To give an example, and sticking with the Fourteenth Amendment, let’s take the issue of same-sex marriage. During oral argument in the case of California’s Proposition 8, Hollingsworth v. Perry (2013), Ted Olson represented those challenging that state constitutional amendment. Justice Scalia asked Olson just when it became “unconstitutional to exclude homosexual couples from marriage.” The former solicitor general hemmed and hawed and ultimately said that it was “when we—as a culture determined that sexual orientation is a characteristic of individuals that they cannot control . . . . There’s no specific date in time. This is an evolutionary cycle.”

That was clearly not an originalist answer. The originalist answer would either be that 1) nothing in the Fourteenth Amendment stops states from recognizing marriages only between one man and one woman (which is what Chuck Cooper argued on behalf of Proposition 8’s defenders) or 2) that the exclusion became unconstitutional upon ratification. Now, quite obviously nobody in 1868 either intended or understood the Fourteenth Amendment to protect the right of gay couples to marry, but if that’s what any part of it did, a good originalist would say it had to have done so back then rather than whenever society’s evolving standards managed to change constitutional meaning.
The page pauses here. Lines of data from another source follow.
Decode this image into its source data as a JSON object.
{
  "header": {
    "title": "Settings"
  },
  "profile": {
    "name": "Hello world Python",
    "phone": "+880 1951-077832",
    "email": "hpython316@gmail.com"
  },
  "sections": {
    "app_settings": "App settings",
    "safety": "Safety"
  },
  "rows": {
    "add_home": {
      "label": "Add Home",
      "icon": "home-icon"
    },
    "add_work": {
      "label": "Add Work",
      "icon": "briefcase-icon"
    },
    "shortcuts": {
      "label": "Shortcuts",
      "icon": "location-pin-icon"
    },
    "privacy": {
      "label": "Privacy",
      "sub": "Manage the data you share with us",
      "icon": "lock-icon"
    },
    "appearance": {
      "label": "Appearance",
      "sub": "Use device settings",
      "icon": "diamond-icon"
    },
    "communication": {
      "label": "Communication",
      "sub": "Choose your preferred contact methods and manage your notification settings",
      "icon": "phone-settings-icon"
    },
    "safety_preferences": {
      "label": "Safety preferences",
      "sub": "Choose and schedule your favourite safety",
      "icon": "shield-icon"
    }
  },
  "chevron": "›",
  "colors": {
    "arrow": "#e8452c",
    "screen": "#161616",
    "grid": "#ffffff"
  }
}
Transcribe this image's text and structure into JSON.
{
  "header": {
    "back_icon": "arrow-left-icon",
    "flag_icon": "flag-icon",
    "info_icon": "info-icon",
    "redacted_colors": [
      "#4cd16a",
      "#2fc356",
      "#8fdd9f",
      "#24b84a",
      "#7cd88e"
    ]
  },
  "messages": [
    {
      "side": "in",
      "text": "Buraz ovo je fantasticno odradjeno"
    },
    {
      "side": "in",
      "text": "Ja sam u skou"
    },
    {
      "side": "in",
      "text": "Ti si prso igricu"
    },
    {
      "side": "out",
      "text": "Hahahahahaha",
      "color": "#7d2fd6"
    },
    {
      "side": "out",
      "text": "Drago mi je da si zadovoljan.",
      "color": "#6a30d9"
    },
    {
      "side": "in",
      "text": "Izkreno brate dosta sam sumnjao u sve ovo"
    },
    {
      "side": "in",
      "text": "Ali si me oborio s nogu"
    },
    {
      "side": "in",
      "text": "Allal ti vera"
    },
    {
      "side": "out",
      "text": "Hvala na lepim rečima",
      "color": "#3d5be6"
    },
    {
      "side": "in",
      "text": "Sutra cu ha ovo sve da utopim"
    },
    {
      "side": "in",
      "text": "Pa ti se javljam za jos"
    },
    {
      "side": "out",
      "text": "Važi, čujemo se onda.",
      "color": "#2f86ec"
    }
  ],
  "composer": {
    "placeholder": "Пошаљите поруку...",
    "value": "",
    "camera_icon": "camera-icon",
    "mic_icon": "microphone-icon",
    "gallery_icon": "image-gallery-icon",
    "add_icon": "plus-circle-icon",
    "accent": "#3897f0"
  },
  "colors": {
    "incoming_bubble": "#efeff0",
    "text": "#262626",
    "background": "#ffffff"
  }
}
That’s in fact what Cato’s amicus brief contended regarding the Equal Protection Clause, elaborating on the point two years later in Obergefell v. Hodges (2015).

Now, I don’t expect all originalists to agree with my legal arguments in the marriage cases, but whichever way one answers the question, would the originalist analysis be based on the lay reading or the legal reading of “equal protection” (or “due process” or “privileges or immunities”)? I don’t see how it can be anything but the legal one. The task, after all, is to search the Constitution for an answer to a legal question.

For another example, take the dueling originalist analyses in District of Columbia v. Heller (2008). Both Justice Scalia for the majority and Justice John Paul Stevens for the dissent try to discern the original meaning of the Second Amendment by looking to everything from the common law to historical practice. Were the sources the two consulted lay or legal? Who cares? The text they were interpreting was being used to answer the legal question of whether the Constitution prohibits banning from the home every kind of handgun and functional long gun.

Stepping back from specific controversies, and putting a finer point on it, it might be said that one makes the legal turn in constitutional interpretation whenever the ordinary meaning of a word or phrase fails to give a precise enough meaning for a given case. You don’t need lexicological or jurisprudential exegesis of the aforementioned Presidential Age Clause (though perhaps you would if you were the ultimate living constitutionalist, and indexed constitutionally specified age to life expectancy). But you surely do for “unreasonable searches and seizures,” “cruel and unusual punishment,” and a host of other important provisions.

So in the end, I have no quibble with John McGinnis and Mike Rappaport about anything in their essay—except the idea that they’re describing something new, special, and somewhat controversial. Then again, as a still-not-too-old lawyer (about to celebrate my 15th law school reunion), perhaps I came of age after the legal turn and so, like a fish that’s always been surrounded by water, cannot register how remarkable this development really is as a matter of applied constitutional law.